L’espérance dans le cœur d’un amant ressemble à la fève dont il est question dans les contes des enfants… Laissez-lui seulement prendre racine, et elle croîtra si rapidement que, dans le courant de quelques heures, l’imagination, avec la force d’un géant, y élèvera un château, et bientôt après le désappointement avec sa faux viendra abattre la plante et l’édifice.
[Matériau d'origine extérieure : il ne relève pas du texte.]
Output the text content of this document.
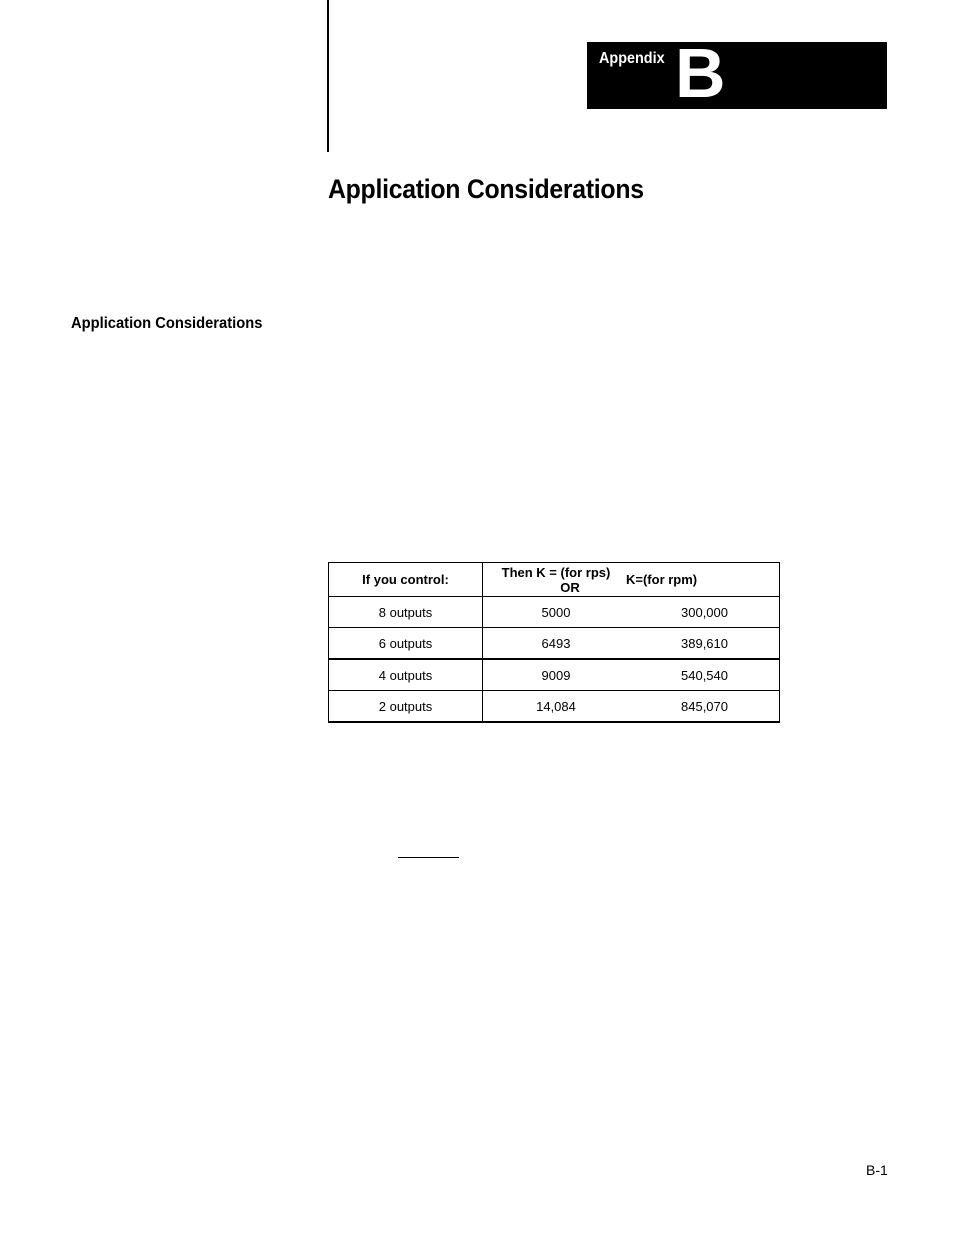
Appendix B
Application Considerations
Application Considerations
If you control:	Then K = (for rps)OR	K=(for rpm)
8 outputs	5000	300,000
6 outputs	6493	389,610
4 outputs	9009	540,540
2 outputs	14,084	845,070
B-1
L’imagination de Jeanie, quoique ce ne fût pas une de ses facultés prédominantes, eut assez de puissance pour la transporter dans une ferme bien agreste du Northumberland, garnie de belles vaches laitières, de génisses et de brebis… Non loin de là un lieu d’assemblée fréquenté par de graves presbytériens, qui se réunissaient pour choisir Reuben Butler pour leur guide spirituel… Effie rendue, non à la gaieté, mais à la sérénité… Leur père, ses cheveux blancs séparés sur son front, tombant sur ses épaules, et ses lunettes sur le nez ; elle-même ayant échangé la coiffure virginale des filles pour un bonnet de matrone ; tous assis au même banc dans ladite assemblée, écoutant avec respect des paroles de dévotion, rendues plus puissantes et plus persuasives par les liens d’affection qui les unissaient au prédicateur. De jour en jour elle se livrait avec plus de complaisance à de telles visions, jusqu’à ce qu’enfin le séjour de Londres commençât à lui devenir insupportable et fatigant, et ce fut avec une satisfaction peu commune qu’elle reçut de l’hôtel d’Argyle l’avis de se préparer à partir dans deux jours pour l’Écosse avec les domestiques du duc.